N’avoir qu’un tiers des fonds nécessaires pour l’Afrique est grotesque et tragique, parce que l’aide humanitaire, ça marche ! C’est l’un des meilleurs investissements. Pour le prix d’un café, on peut vacciner un enfant contre la rougeole. Chaque année, cette maladie tue plus d’enfants que la famine et les catastrophes confondues. Avec une moustiquaire à 4 Euros, on peut éviter le paludisme, qui coûte plus d’un million de vies en Afrique chaque année et environ 12 milliards de dollars en perte de productivité.
L’aide humanitaire sauve des vies, elle porte aussi
un coup d’arrêt aux déplacements de population, aux épidémies,
et à la misère avant que la situation ne soit incontrôlable.
L’aide sert à freiner le développement des extrémismes
qui font leur lit dans celui de la pauvreté et des frustrations. L’aide
lutte contre l’instabilité politique qui menace les communautés
locales comme la sécurité en général.
Ce n’est qu’un début. La Grande-Bretagne a demandé
que l’on double le montant de l’aide à l’Afrique dans
le cadre des Objectifs du Millénaire pour le Développement.
La France s’est engagée à consacrer 0,7% de son PNB à
l’assistance au développement d’ici 2013, deux ans avant
l’Union européenne, et c’est louable.
Je voudrais encourager maintenant la France à montrer la voie et le même
engagement s’agissant du financement de l’aide humanitaire.
L’inaction se paie très cher. Elle est fatale pour de nombreux
africains. Les Nations Unies estiment que plus de trois millions d’enfant
africains mourront au cours des dix prochaines années si les Objectifs
du Millénaire pour le Développement ne sont pas atteints.
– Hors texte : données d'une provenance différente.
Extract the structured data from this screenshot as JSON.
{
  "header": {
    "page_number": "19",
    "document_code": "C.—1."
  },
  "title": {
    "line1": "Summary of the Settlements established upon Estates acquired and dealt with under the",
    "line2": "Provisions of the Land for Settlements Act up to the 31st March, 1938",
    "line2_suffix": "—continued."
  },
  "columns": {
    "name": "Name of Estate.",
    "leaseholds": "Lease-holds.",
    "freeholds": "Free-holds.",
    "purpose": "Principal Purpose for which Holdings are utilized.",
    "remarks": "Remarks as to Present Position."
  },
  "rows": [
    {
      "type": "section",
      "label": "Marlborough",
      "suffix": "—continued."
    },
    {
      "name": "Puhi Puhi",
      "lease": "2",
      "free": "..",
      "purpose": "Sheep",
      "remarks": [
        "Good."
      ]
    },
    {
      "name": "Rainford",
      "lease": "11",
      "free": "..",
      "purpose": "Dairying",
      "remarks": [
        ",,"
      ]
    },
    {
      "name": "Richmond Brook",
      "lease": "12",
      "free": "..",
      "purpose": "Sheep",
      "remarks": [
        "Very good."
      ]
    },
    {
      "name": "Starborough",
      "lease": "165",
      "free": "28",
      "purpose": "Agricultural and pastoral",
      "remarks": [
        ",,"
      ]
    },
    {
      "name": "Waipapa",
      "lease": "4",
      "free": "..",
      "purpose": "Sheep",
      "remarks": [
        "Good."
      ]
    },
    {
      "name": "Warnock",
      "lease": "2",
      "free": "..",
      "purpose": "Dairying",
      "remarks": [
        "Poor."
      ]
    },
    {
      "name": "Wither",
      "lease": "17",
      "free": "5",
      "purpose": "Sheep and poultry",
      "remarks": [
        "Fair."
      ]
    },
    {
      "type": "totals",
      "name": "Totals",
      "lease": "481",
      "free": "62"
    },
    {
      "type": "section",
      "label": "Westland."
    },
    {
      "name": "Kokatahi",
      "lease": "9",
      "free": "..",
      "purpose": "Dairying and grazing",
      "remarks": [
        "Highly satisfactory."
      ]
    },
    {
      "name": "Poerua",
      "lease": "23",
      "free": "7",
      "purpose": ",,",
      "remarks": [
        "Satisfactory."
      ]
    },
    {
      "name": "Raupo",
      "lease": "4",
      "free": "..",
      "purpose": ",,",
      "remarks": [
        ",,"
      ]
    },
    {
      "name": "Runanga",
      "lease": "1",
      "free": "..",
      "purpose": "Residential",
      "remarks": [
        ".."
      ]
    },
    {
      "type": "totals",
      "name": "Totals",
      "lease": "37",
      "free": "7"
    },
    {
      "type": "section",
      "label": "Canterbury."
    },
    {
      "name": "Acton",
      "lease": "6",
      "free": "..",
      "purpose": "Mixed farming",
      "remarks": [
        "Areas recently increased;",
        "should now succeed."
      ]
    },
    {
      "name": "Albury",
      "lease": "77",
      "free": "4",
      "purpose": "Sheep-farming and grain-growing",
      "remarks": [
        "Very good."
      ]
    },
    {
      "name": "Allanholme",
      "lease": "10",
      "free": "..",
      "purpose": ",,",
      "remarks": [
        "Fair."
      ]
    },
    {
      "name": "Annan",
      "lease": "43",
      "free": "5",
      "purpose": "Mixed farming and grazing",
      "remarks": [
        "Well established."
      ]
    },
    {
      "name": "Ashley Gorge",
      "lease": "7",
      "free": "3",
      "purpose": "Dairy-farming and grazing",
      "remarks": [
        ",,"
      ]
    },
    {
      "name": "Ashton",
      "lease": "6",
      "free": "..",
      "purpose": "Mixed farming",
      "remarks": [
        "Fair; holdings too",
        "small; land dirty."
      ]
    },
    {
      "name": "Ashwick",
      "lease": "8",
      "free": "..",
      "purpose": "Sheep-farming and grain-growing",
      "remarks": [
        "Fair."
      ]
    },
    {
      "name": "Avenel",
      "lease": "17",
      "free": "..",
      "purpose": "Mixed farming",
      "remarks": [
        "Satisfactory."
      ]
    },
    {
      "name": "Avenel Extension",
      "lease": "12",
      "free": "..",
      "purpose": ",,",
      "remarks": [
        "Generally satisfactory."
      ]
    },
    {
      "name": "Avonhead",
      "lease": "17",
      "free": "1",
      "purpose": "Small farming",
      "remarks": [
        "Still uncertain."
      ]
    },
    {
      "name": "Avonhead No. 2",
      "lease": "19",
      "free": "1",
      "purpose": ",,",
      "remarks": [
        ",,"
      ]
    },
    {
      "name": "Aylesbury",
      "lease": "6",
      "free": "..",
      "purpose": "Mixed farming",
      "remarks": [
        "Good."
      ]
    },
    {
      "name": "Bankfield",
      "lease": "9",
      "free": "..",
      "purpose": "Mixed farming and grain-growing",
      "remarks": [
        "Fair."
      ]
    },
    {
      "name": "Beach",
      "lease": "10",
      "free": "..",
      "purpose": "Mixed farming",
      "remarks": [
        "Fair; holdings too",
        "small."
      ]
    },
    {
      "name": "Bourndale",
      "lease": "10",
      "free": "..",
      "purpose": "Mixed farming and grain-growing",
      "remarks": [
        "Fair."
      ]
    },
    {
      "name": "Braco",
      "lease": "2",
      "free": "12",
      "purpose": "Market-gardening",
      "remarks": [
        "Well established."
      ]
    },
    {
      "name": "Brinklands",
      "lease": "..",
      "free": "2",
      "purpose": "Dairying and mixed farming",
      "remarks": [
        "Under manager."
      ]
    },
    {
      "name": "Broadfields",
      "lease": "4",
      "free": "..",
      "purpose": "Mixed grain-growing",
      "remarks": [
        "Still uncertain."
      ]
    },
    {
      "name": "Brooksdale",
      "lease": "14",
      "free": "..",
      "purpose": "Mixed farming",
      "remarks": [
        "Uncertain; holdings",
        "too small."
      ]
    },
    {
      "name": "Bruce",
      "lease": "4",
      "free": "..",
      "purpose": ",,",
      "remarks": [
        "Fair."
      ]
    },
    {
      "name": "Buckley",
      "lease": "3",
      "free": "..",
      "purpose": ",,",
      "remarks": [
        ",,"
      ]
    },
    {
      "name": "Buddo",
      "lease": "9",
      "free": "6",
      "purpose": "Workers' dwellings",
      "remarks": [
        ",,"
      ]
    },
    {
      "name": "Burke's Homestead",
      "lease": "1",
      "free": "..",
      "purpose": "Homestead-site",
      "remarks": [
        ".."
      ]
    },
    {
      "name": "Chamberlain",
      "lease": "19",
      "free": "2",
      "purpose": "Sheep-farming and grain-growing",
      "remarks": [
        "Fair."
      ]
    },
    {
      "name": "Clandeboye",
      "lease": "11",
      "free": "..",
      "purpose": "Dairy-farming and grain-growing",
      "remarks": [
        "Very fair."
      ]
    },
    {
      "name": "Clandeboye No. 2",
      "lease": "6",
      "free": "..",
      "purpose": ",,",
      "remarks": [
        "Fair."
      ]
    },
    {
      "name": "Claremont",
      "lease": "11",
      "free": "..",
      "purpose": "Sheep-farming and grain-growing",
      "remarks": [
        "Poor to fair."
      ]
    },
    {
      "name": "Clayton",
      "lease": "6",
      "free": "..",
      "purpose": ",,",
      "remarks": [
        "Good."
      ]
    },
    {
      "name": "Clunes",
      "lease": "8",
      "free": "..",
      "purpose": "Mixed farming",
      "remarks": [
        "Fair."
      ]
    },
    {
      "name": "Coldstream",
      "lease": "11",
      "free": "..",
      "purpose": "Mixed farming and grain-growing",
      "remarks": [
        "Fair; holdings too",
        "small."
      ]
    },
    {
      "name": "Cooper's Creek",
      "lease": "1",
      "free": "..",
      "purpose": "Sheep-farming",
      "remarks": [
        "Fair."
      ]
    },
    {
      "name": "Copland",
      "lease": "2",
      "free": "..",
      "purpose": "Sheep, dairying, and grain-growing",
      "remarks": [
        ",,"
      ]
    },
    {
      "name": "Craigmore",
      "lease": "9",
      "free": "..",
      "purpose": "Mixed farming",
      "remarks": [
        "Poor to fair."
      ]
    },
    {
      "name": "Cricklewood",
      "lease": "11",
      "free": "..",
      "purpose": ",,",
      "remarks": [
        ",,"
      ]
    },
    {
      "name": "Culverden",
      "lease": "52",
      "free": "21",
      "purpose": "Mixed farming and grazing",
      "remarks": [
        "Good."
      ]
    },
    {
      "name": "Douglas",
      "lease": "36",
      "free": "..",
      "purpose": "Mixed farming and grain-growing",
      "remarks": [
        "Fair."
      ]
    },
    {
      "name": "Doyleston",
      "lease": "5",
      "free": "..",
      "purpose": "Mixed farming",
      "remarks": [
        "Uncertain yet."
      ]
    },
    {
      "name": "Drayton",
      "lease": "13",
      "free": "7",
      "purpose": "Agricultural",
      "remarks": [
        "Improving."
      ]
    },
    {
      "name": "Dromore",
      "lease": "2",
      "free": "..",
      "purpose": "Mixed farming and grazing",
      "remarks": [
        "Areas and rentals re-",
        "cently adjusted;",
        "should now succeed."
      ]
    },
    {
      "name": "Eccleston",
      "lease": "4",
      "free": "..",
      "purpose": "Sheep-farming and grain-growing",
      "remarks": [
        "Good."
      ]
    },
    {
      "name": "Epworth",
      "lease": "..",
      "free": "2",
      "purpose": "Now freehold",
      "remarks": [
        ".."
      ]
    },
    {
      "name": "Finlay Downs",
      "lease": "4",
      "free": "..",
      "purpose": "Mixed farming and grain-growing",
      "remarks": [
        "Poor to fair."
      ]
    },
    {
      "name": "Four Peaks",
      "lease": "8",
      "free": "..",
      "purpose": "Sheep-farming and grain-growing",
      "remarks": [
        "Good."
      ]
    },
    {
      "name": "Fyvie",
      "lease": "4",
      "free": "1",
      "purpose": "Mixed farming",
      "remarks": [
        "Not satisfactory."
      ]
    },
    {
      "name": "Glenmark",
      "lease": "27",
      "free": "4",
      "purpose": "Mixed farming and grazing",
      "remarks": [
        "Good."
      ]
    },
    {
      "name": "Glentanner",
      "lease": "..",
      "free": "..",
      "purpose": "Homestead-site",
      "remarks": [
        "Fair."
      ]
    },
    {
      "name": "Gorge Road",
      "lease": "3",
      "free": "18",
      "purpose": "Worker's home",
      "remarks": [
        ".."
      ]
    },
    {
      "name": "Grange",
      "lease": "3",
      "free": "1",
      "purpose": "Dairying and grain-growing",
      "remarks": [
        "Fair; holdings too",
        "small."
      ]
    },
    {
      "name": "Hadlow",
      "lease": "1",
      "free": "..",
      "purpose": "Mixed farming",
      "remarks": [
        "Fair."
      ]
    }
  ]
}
La note n’est pourtant pas élevée. Selon Louis Michel, Commissaire
européen au Développement et à l’aide Humanitaire,
l’augmentation de l’aide proposée pour l’Afrique ne
coûtera pas plus aux européens que trois tickets de cinéma
ou sept paquets de cigarettes.
Nous sommes à un moment crucial. Nous avons les moyens de sauver des millions de vies. Il faut maintenant en avoir la volonté. N’ayons pas peur, allons de l’avant sans faillir, ne manquons pas le rendez-vous de l’histoire.